WILMINGTON, Del. -- In an effort to boost fruit and vegetable consumption worldwide, a coalition of produce marketing groups from the United States, Australia, Canada, Denmark, France, Mexico, New Zealand and South Africa last week announced the formation of the International Fruit and Vegetable Alliance.
Stemming the global rise of obesity and chronic diseases such as type 2 diabetes should be a primary goal of health, food and agricultural institutions, and produce marketing groups have a responsibility to help, said Ron Lemaire, the newly appointed IFAVA chairman, during a call to action at the 18th International Congress of Nutrition in Durban, South Africa.
"All governments and major health institutions are now conscious that obesity and overweight represent a real health calamity and are the principal risk factors for the increase of type 2 diabetes, cardiovascular diseases and some cancers," said Lemaire, who is also executive vice president of the Canadian Produce Marketing Association. "Encouraging consumers to choose fruit and vegetables in place of more energy-dense foods will go a long way towards addressing the world's burgeoning waistline, while also offering potential protection against a number of non-communicable diseases."
These preventable, chronic health conditions not only affect developed countries, where IFAVA estimates half of adults are overweight and 30% are obese, but also developing countries, where a rapidly increasing number of people are both malnourished and overweight.
IFAVA, which has been in development since the August 2004 International 5 A Day Symposium, will act as a liaison to other international groups seeking to combat these problems, such as the World Health Organization.
"WHO hasn't wanted to deal with 25 different countries, each running their own, separate fruit and vegetable program," explained Elizabeth Pivonka, president and chief executive officer of the Produce for Better Health foundation and a founding board member of IFAVA. "IFAVA will help interface with WHO, and our hope is that the WHO can help get some of the smaller countries moving in the right direction."
For countries that already have well-developed produce marketing groups, IFAVA will act as an information clearinghouse, facilitating the sharing of research, successful promotion ideas and other resources.
"We have a few key areas where we feel we will all benefit [from IFAVA]," Pivonka said. "The first is that it will facilitate members learning from each other.
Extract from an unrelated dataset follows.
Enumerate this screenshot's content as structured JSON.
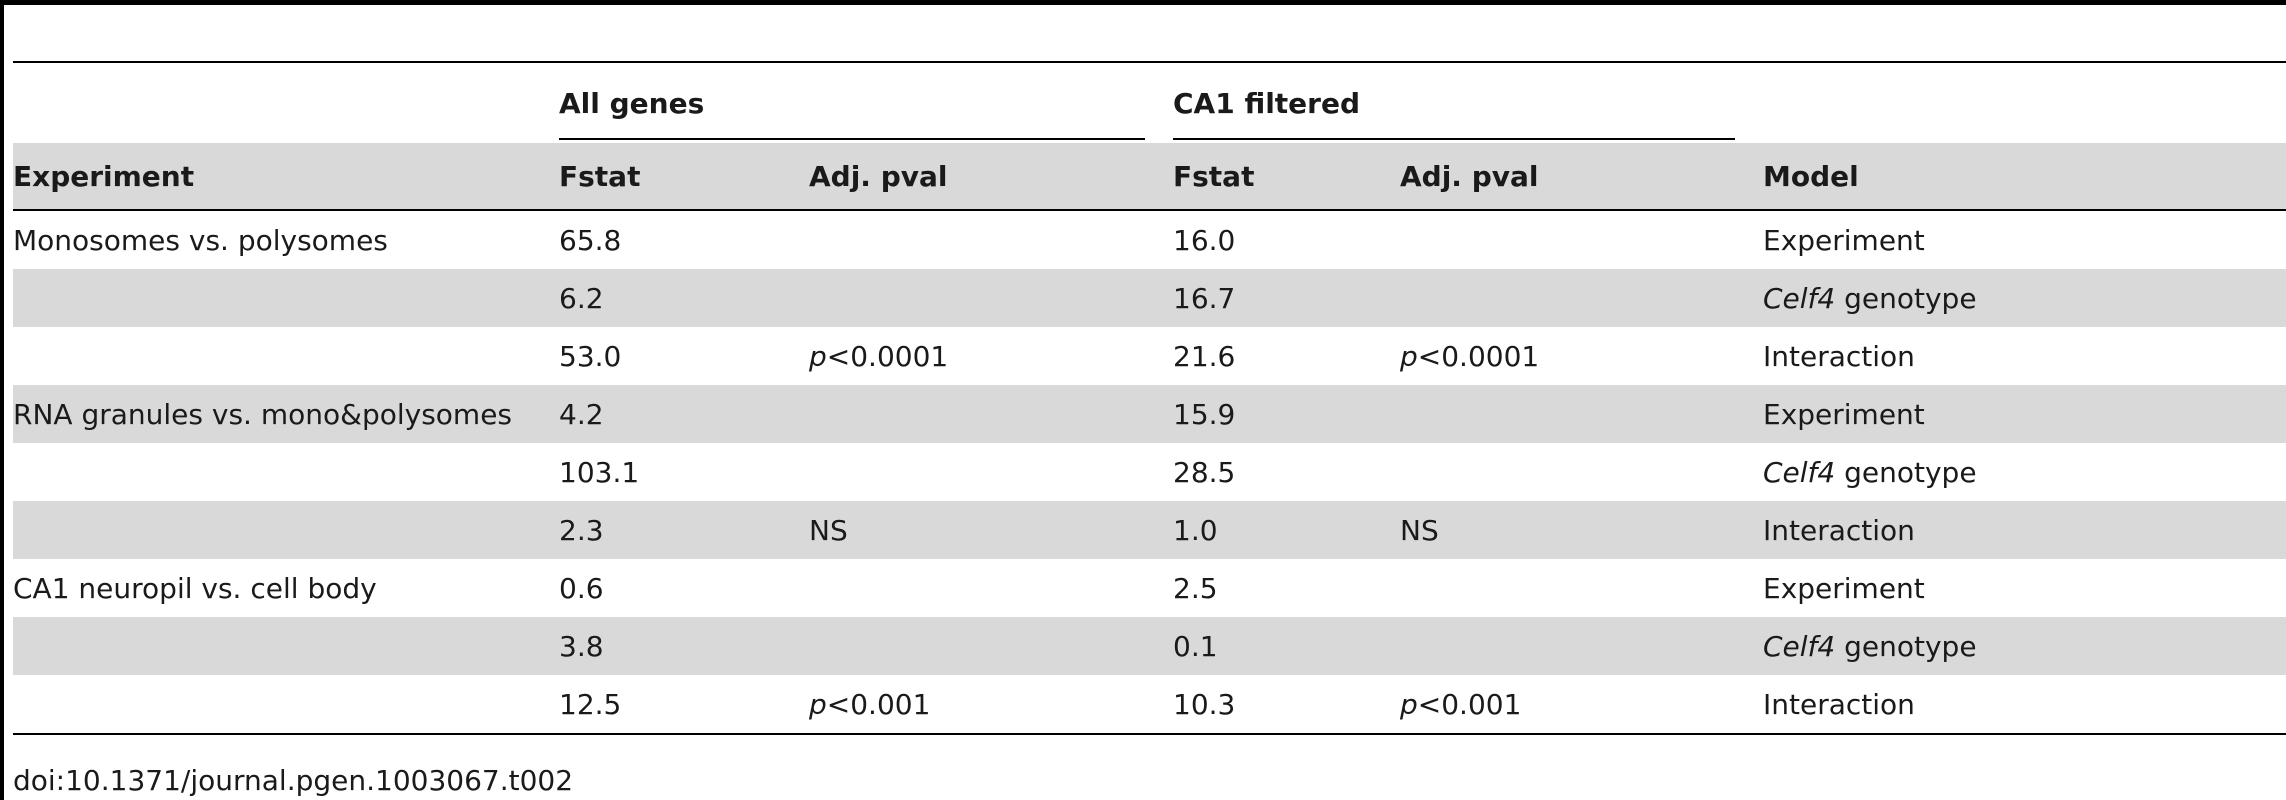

The second is that it will help everyone stay on top of current research and literature. If we all work together, then everyone will be up to speed and won't have to do these things on their own."
Pivonka said that even by sharing basic resources, such as promotional graphics or consumer newsletters, the alliance could help the non-profit produce marketing groups stretch tight budgets.
"Here at PBH, we also get a lot of international questions, and we often don't have time to field all of those questions, so processing them through IFAVA will be a big help from a workload point of view as well," she added.